Bloccato dagli agenti, veniva messo in sicurezza dagli operatori che recuperavano anche un involucro del quale aveva cercato di liberarsi durante la fuga, che conteneva 32 dosi di cocaina. Il fermato veniva identificato per in trentaduenne cittadino marocchino pregiudicato, con a carico un provvedimento di espulsione nonché un ordine del Questore di Prato.
Accompagnato in ufficio per gli adempimenti di rito, veniva pertanto arrestato per i reati di resistenza a pubblico ufficiale e detenzione di droga ai fini di spaccio; veniva anche deferito per inottemperanza del provvedimento di espulsione.
Nella notte di venerdì, verso le 3, un equipaggio delle Volanti, in servizio nel periferico quartiere di Borgo Valsugana, intercettava due persone che cercavano di allontanarsi con fare sospetto, provenienti dalla zona box di un condominio, e che alla vista degli operatori acceleravano il passo. Inseguiti e raggiunti venivano bloccati e messi in sicurezza.

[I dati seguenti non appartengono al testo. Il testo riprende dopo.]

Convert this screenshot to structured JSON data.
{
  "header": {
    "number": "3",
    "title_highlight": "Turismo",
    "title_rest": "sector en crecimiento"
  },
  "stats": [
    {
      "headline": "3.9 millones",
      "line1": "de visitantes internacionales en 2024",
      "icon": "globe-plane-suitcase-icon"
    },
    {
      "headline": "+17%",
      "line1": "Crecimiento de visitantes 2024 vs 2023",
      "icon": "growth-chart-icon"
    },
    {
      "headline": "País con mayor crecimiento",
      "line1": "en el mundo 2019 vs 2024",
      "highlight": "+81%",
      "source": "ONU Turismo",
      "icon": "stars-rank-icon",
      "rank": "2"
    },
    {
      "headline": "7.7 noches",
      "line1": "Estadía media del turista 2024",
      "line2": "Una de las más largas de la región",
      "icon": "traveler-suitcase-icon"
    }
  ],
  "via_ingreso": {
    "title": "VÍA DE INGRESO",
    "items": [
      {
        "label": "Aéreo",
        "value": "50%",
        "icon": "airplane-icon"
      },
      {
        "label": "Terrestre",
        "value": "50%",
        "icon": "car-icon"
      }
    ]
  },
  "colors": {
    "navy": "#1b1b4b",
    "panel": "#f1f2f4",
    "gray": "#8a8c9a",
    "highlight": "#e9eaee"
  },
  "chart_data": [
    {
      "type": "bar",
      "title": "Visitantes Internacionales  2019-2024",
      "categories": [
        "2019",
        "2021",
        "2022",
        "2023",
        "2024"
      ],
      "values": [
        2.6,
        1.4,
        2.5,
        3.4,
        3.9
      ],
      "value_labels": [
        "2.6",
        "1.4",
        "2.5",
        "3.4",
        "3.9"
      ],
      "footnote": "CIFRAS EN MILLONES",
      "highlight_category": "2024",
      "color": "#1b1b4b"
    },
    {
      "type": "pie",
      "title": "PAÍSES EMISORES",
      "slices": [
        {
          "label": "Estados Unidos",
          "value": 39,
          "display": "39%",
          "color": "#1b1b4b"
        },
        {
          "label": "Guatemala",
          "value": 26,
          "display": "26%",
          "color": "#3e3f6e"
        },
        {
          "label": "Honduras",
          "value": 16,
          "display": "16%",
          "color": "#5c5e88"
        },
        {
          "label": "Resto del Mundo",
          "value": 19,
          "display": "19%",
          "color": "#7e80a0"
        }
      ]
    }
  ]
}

Sottoposti a perquisizione personale venivano trovati in possesso di arnesi atto allo scasso; da successivi accertamenti si riscontravano alcuni tentativi di effrazione ai danni di alcuni garage, dove peraltro da un primo inventario dei proprietari, non sembra sia stato asportato alcunché.
I fermati, cittadini albanesi rispettivamente di 38 e 22 anni, pregiudicati, sono stati arrestati per il reato di tentato furto aggravato in concorso e trattenuti a disposizione dell’autorità giudiziaria per il rito per direttissima.